Strictest limits on lead urged

EPA due to update 30-year-old standard by September 15

June 13, 2008|By Dennis O'Brien | Dennis O'Brien,Sun reporter

A Bush administration proposal to tighten national air pollution standards for lead might not go far enough to protect the public from the metal's toxic effects, environmental and health experts told a government panel in Baltimore yesterday.

The Environmental Protection Agency's hearing to gather comments on lead in the air drew a sparse turnout, but several of those who attended said the agency should adopt the strictest standards possible for acceptable levels of lead. The EPA is due to update the standards by Sept. 15.

"We're pleased the EPA is tightening the standards, but they should be set at the higher level," said Gary Ewart, director of government relations for the American Thoracic Society, a group of 18,000 physicians who specialize in critical care and lung ailments.

The current lead standard, set in 1978, allows 1.5 micrograms of lead per cubic meter of air. Measurements are based on three-month averages of lead levels, recorded at monitoring stations across the country.

The EPA is proposing a new standard that would fall between 0.10 micrograms and 0.30 micrograms per cubic meter. Violations would still be averaged over three-month periods. Exact microgram levels will be determined before the new rule is published Sept. 15, EPA officials said.

The Thoracic Society - along with other health and environmental groups - is recommending that the EPA set a 0.2-microgram limit and base violations on monthly averages. A shorter period for averaging violations would catch more violators, they say.

Frank O'Donnell, president of Clean Air Watch, a Washington-based nonprofit, told the EPA panel yesterday that the standard should be set below 0.10 micrograms. "Lead is a very toxic pollutant that steals IQ points from children," he said.

Lead has been largely eradicated from house paints and tailpipes but is still emitted by power plants, smelting operations, cement plants and small aircraft, experts say.

Breathing and ingesting lead can cause cognitive and behavioral problems in children and is linked to increased risks of cardiovascular disease, kidney failure and cognitive problems in adults, experts say.

"The science has progressed to where we know more about the harms from lead, and we need tighter standards," Avinash Karr, a spokesman for the Natural Resources Defense Council, said in a telephone interview.

Critics note that the current standard is so lax that only one community in the nation - Herculaneum, Mo., home to a large lead smelter - violates it.

If the 0.10-microgram standard is enacted by Sept. 15, as many as 22 counties nationwide could be violating Clean Air standards for lead, EPA officials said. Violators are subject to long-term state monitoring and cleanup efforts.

None of the counties expected to violate the tougher standard is in Maryland, according to EPA projections. But 80 facilities in Maryland pump a total of 18 tons of lead into the air each year, according to the NRDC.

"The thing about lead is, it's persistent. It doesn't go away. It just stays there," Karr said.

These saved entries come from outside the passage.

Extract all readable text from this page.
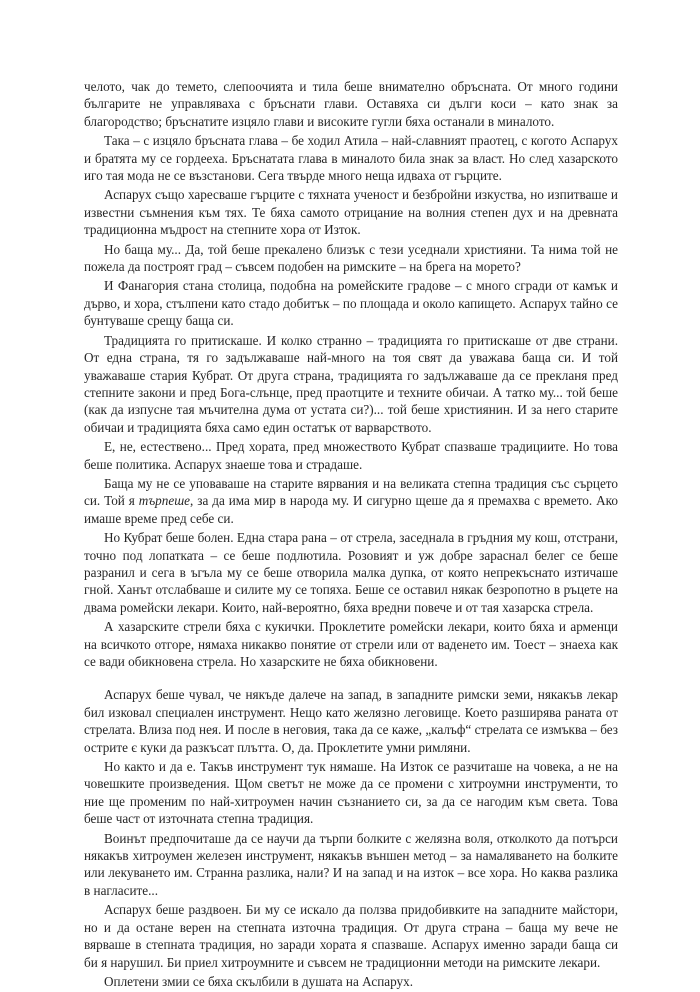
челото, чак до темето, слепоочията и тила беше внимателно обръсната. От много години българите не управляваха с бръснати глави. Оставяха си дълги коси – като знак за благородство; бръснатите изцяло глави и високите гугли бяха останали в миналото.

Така – с изцяло бръсната глава – бе ходил Атила – най-славният праотец, с когото Аспарух и братята му се гордееха. Бръснатата глава в миналото била знак за власт. Но след хазарското иго тая мода не се възстанови. Сега твърде много неща идваха от гърците.

Аспарух също харесваше гърците с тяхната ученост и безбройни изкуства, но изпитваше и известни съмнения към тях. Те бяха самото отрицание на волния степен дух и на древната традиционна мъдрост на степните хора от Изток.

Но баща му... Да, той беше прекалено близък с тези уседнали християни. Та нима той не пожела да построят град – съвсем подобен на римските – на брега на морето?

И Фанагория стана столица, подобна на ромейските градове – с много сгради от камък и дърво, и хора, стълпени като стадо добитък – по площада и около капището. Аспарух тайно се бунтуваше срещу баща си.

Традицията го притискаше. И колко странно – традицията го притискаше от две страни. От една страна, тя го задължаваше най-много на тоя свят да уважава баща си. И той уважаваше стария Кубрат. От друга страна, традицията го задължаваше да се прекланя пред степните закони и пред Бога-слънце, пред праотците и техните обичаи. А татко му... той беше (как да изпусне тая мъчителна дума от устата си?)... той беше християнин. И за него старите обичаи и традицията бяха само един остатък от варварството.

Е, не, естествено... Пред хората, пред множеството Кубрат спазваше традициите. Но това беше политика. Аспарух знаеше това и страдаше.

Баща му не се уповаваше на старите вярвания и на великата степна традиция със сърцето си. Той я търпеше, за да има мир в народа му. И сигурно щеше да я премахва с времето. Ако имаше време пред себе си.

Но Кубрат беше болен. Една стара рана – от стрела, заседнала в гръдния му кош, отстрани, точно под лопатката – се беше подлютила. Розовият и уж добре зараснал белег се беше разранил и сега в ъгъла му се беше отворила малка дупка, от която непрекъснато изтичаше гной. Ханът отслабваше и силите му се топяха. Беше се оставил някак безропотно в ръцете на двама ромейски лекари. Които, най-вероятно, бяха вредни повече и от тая хазарска стрела.

А хазарските стрели бяха с кукички. Проклетите ромейски лекари, които бяха и арменци на всичкото отгоре, нямаха никакво понятие от стрели или от вадeнето им. Тоест – знаеха как се вади обикновена стрела. Но хазарските не бяха обикновени.

Аспарух беше чувал, че някъде далече на запад, в западните римски земи, някакъв лекар бил изковал специален инструмент. Нещо като желязно леговище. Което разширява раната от стрелата. Влиза под нея. И после в неговия, така да се каже, „калъф“ стрелата се измъква – без острите є куки да разкъсат плътта. О, да. Проклетите умни римляни.

Но както и да е. Такъв инструмент тук нямаше. На Изток се разчиташе на човека, а не на човешките произведения. Щом светът не може да се промени с хитроумни инструменти, то ние ще променим по най-хитроумен начин съзнанието си, за да се нагодим към света. Това беше част от източната степна традиция.

Воинът предпочиташе да се научи да търпи болките с желязна воля, отколкото да потърси някакъв хитроумен железен инструмент, някакъв външен метод – за намаляването на болките или лекуването им. Странна разлика, нали? И на запад и на изток – все хора. Но каква разлика в нагласите...

Аспарух беше раздвоен. Би му се искало да ползва придобивките на западните майстори, но и да остане верен на степната източна традиция. От друга страна – баща му вече не вярваше в степната традиция, но заради хората я спазваше. Аспарух именно заради баща си би я нарушил. Би приел хитроумните и съвсем не традиционни методи на римските лекари.

Оплетени змии се бяха скълбили в душата на Аспарух.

If the EPA adopts a 0.3-microgram standard, it will fall short of the 0.2-microgram recommendations made by the agency's scientific advisers, Karr said.

"We basically want the EPA to follow the science," he said.

The EPA was forced to review its lead air pollution standards by a court order resulting from a suit by a Missouri environmental group. The agency held public hearings yesterday in Baltimore and St. Louis as a part of that review process.

"There had to be legal action to force the EPA to do what they were supposed to do," Ewart said.

The EPA is scheduled to adopt new standards Sept. 15. It will accept written comments until July 21.